Linklater has made no secret of the debt these movies owe to Eric Rohmer’s compelling chatathons, and a lengthy scene at a dinner table in which everyone discusses love, grief, literature, Shakespeare and Mars-versus-Venus gender differences could have easily been plucked out of, say, Claire’s Knee (complete with a comely young femme). Once the knives are unsheathed, however, the Texas auteur goes full Bergman and turns this into his own personal Scenes from a Marriage, with Delpy and Hawke flinging as much vitriol at each other as they can muster. You don’t have to be in a long-term relationship, have kids, be worn down by negotiating life or feel like your partner sometimes thinks that the dishes just magically wash themselves to feel like these arguments cut to the bone—though if you can check off any or all of these items, you will cringe in recognition as pet peeves are used to score points off of each other.

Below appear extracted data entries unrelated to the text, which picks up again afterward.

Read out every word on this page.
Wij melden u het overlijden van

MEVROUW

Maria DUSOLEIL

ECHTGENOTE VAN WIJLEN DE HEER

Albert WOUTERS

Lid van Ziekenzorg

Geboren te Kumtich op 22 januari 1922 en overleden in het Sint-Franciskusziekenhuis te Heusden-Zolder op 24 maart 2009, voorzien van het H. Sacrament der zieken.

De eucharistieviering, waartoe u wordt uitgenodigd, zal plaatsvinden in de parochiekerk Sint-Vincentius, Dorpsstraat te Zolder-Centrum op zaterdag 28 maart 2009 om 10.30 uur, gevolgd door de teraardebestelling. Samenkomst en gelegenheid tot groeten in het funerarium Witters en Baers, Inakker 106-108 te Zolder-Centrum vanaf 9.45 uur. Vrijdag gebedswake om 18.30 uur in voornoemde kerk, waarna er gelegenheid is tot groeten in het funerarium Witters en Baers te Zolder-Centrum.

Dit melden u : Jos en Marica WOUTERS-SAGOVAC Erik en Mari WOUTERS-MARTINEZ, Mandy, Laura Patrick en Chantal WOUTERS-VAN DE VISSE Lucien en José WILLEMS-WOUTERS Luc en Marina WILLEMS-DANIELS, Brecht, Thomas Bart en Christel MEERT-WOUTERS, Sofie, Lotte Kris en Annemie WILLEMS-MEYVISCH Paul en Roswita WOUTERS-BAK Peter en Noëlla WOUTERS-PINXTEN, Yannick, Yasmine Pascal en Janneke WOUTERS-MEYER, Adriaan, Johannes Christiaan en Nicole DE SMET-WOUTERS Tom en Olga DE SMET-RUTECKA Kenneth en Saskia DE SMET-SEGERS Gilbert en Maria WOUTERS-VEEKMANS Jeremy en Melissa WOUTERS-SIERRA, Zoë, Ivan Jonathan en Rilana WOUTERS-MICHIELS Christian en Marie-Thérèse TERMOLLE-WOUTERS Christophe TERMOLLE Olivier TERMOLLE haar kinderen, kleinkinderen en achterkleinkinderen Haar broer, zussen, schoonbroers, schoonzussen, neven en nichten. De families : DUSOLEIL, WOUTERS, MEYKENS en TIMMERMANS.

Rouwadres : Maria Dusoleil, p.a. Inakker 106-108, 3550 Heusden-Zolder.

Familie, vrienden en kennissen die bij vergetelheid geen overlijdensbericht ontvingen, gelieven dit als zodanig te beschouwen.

It isn’t the switch to rage and resentment in this second half that makes this entry stick out from its predecessors, however, so much as the way this film unflinchingly delves in to the good, bad and ugly of life in one’s forties. It’s been 18 years since these characters (and actors) met cute on a train, and their narrative has changed from sky’s-the-limit youngsters to adults who blinked and found themselves suffering from middle-age malaise. If the first movie was about Romance and the second was about Regret, then the third is about Time: the way it sneaks up on you and can erode everything, be it bodies, hope or love itself. (A shot of Delpy's face watching a sun slowly set behind a mountain becomes a heartbreaking example of reluctantly giving in to the dying of the light.)
But Before Midnight also mirrors how life deepens the conversations and thoughts one has; gone are the days of discussing whether Tolstoy is better than Gogol, or even whether one should have taken a chance on another person after a gamechanging train ride. Now, they chew over notions of lost passion, smothered desire, why having the one true love next to you is occasionally not enough. The conversations we’re lucky enough to eavesdrop on this time out are profound ones, and offer more Big Questions than know-it-all answers. It would be easy to say that it’s this willingness to tackle heavier concerns is what makes this the superior movie of the three. Yet that doesn’t quite hit the mark: The movie is the best entry of the bunch because it reflects change—their change, our change—in a way that honors these flawed fictional characters and real life without pulling any punches. It’s funny, touching and, in keeping with Linklater & co.’s past attempts to mine the personal, all too identifiable. It’s also, inarguably, a masterpiece.